Geometry pipelines

This is an old revision of this page, as edited by 192.18.43.225 (talk) at 04:52, 25 April 2007 (It won't do well to be overly detailed here as this is one tip of an area of large scope. Hence, a quick overview and some references seem appropriate). The present address (URL) is a permanent link to this revision, which may differ significantly from the current revision.

Geometric manipulation of modeling primitives, such as that performed by a Geometry Pipeline, is the first stage in computer graphics systems which perform image generation based on geometric models. While Geometry Pipelines were originally implemented in software, they have become highly amenable to hardware implementation, particularly since the advent of very large scale integration (VLSI) in the early 1980's. A device called the Geometry Engine developed by Jim Clark and Marc Hannah at Stanford University in about 1981 was the watershed for what has since become an increasingly commoditized function in contemporary image-synthetic raster display systems.

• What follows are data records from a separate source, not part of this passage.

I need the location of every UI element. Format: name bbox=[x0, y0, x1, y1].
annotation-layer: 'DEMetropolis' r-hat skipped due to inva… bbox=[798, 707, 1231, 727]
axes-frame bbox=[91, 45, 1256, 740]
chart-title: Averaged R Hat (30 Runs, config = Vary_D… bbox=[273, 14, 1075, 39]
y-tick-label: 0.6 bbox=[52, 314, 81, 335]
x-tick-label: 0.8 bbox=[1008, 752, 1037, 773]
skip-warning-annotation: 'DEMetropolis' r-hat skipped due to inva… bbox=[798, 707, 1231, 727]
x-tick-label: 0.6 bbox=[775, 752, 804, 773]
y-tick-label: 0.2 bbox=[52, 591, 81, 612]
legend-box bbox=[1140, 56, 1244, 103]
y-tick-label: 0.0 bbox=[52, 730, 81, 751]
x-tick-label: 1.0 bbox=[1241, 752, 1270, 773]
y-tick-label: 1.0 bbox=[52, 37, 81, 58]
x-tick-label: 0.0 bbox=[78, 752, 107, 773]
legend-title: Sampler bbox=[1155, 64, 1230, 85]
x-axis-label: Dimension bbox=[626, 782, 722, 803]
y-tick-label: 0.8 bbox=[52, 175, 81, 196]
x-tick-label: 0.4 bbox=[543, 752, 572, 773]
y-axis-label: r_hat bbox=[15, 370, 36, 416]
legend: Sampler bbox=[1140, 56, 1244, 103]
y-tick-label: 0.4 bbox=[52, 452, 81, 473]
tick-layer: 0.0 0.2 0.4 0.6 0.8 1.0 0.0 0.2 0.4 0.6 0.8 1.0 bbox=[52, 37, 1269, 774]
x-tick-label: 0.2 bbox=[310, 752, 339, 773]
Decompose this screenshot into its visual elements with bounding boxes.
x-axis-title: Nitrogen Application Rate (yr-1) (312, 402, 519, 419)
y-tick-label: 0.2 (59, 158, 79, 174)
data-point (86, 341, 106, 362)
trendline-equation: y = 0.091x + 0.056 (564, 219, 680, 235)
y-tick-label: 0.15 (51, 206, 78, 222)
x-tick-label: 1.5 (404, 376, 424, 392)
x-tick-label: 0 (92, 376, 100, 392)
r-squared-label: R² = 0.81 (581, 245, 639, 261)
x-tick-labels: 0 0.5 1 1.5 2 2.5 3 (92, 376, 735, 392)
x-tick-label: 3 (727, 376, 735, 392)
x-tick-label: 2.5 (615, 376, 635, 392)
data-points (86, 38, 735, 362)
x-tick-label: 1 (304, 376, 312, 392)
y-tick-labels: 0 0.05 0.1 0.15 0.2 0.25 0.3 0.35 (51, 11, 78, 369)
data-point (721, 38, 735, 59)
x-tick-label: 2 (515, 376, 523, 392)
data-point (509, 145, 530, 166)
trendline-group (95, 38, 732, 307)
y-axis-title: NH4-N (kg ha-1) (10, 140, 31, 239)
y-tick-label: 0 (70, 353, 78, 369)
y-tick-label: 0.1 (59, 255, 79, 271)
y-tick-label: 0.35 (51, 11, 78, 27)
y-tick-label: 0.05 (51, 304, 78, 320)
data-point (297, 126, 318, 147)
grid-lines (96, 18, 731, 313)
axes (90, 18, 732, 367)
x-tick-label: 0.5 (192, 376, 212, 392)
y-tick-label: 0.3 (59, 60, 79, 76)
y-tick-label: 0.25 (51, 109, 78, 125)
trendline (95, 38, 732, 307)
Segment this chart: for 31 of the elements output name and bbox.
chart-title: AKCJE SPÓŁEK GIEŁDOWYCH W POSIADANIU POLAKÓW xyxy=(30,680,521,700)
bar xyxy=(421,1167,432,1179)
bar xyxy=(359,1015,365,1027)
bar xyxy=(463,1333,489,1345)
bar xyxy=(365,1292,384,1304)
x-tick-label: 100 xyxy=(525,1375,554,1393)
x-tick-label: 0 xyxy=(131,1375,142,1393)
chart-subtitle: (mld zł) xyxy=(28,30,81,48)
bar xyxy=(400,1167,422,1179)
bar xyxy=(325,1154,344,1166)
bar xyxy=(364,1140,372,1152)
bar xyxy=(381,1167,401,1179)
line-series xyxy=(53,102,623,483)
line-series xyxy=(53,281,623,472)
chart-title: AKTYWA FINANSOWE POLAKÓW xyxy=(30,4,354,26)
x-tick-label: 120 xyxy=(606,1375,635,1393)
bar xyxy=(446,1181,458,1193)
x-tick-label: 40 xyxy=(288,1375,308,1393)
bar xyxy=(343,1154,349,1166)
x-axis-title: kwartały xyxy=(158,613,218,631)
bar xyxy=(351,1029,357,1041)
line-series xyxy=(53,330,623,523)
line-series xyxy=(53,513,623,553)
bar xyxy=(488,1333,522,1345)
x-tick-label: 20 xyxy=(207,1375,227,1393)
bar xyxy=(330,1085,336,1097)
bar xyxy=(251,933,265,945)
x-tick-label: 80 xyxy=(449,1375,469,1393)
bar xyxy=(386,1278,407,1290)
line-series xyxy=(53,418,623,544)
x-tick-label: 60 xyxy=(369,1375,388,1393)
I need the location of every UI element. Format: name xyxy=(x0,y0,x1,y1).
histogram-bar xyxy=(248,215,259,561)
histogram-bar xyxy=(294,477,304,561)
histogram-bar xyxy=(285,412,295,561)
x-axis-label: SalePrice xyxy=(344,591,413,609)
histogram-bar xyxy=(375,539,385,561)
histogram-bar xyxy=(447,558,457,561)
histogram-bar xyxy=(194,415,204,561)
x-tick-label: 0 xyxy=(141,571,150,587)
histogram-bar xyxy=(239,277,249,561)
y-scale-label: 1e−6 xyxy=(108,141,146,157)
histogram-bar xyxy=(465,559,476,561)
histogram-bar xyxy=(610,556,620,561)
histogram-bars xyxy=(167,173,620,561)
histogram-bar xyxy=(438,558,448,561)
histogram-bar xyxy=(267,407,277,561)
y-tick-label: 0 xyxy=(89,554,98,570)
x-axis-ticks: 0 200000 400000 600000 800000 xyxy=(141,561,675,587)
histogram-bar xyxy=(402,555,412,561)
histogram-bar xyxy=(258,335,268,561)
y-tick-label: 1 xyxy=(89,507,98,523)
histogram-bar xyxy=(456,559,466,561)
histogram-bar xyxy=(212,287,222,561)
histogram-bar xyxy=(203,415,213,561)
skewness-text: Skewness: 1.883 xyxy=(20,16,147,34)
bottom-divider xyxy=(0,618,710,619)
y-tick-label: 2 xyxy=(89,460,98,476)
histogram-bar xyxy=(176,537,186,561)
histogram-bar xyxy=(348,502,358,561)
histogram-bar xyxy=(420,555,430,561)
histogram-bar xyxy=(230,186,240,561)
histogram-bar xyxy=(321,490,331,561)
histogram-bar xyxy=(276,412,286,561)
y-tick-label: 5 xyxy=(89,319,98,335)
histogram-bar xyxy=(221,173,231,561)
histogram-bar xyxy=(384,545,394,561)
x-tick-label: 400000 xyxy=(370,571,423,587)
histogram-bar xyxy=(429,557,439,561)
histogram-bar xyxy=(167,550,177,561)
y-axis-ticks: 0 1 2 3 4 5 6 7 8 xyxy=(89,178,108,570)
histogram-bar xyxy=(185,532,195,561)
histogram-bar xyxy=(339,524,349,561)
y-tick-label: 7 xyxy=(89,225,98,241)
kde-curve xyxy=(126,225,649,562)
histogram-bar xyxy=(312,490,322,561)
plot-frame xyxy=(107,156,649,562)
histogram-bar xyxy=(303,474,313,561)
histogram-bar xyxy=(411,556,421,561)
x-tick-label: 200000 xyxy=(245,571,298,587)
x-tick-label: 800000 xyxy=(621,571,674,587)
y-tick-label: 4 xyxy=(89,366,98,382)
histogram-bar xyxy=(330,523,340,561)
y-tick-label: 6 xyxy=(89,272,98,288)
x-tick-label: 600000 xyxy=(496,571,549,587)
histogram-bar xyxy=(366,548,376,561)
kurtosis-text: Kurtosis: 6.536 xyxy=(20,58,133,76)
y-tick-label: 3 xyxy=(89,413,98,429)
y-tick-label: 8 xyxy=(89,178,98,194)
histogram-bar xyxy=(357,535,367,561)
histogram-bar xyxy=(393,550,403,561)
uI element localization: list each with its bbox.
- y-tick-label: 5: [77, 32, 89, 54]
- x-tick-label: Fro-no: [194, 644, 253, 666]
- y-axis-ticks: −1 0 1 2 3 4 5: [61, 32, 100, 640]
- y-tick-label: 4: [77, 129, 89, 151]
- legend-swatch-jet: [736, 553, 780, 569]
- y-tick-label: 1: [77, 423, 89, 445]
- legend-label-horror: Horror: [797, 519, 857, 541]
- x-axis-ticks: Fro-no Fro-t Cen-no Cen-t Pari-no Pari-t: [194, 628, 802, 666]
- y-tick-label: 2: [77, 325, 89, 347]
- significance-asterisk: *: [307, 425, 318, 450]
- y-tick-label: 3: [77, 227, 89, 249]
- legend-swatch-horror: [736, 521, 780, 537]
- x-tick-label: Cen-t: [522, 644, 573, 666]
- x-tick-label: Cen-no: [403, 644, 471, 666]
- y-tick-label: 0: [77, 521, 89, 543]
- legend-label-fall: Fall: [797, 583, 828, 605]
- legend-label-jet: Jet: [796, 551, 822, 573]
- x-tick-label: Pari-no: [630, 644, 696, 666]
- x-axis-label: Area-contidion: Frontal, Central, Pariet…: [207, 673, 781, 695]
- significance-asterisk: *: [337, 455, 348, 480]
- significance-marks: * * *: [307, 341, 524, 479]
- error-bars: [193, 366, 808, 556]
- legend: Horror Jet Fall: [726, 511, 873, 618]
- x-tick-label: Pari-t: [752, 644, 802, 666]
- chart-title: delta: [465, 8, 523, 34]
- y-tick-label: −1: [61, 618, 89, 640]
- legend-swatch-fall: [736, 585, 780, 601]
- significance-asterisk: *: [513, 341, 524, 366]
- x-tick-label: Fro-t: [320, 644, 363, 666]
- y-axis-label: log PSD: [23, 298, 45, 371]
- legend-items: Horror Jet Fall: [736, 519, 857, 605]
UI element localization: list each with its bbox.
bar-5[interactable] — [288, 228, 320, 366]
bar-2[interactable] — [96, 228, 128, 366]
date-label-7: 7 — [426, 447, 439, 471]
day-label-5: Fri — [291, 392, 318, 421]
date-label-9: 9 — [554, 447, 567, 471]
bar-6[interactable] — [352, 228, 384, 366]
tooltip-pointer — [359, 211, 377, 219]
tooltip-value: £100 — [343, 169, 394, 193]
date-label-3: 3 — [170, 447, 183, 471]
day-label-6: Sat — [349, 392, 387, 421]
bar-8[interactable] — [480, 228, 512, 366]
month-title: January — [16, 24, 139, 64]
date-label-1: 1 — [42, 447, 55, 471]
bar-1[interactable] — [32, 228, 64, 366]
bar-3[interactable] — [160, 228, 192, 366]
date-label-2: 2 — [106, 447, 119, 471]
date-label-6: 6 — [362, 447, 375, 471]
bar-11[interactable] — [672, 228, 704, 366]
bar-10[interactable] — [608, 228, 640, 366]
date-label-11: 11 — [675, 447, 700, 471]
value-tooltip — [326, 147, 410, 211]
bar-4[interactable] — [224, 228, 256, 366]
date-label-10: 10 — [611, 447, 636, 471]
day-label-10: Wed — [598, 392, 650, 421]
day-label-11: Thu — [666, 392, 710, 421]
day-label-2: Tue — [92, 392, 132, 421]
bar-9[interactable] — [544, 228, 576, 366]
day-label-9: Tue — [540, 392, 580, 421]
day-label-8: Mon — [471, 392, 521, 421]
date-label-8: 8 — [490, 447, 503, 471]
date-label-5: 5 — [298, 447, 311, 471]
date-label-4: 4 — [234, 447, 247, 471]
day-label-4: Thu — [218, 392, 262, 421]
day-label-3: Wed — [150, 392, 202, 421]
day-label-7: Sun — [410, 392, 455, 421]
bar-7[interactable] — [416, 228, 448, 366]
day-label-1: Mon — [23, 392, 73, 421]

Geometric transformations are applied to the vertices of polygons, or other geometric objects used as modelling primitives, as part of the first stage in a classical geometry-based graphic image rendering pipeline. Geometric computations may also be applied to transform polygon or patch surface normals, and then to perform the lighting and shading computations used in their subsequent rendering.

Hardware implementations of the geometry pipeline were introduced in the early Evans and Sutherland Picture System, but perhaps received broader recognition when later applied in the broad range of graphics systems products introduced by Silicon Graphics. Initially the SGI geometry hardware performed simple model-space to screen space viewing transformations with all the lighting and shading handled by a separate hardware implementation stage, but in later, much higher performance applications such as the SGI Reality Engine, they began to be applied to perform part of the rendering support as well.

More recently, perhaps dating from the late 1990's, the hardware support required to perform the manipulation and rendering of quite complex scenes has become accessible to the consumer market. Companies such as nVidia and ATI (now a part of AMD) are two current leading representatives of the hardware vendors in this space. The Geforce line of graphics cards from nVidia were an early introduction of these functionalities in the consumer market.

This subject matter is part of the technical foundation for modern computer graphics, and is a comprehensive topic taught at both the undergraduate and graduate levels as part of a Computer Science education. The reader is referred to the seminal and current texts for further detail: Principles of Interactive Computer Graphics, by William Newman and Bob Sproull, Computer Graphics: Principles and Practice by J.D. Foley and Andries van Dam, etc.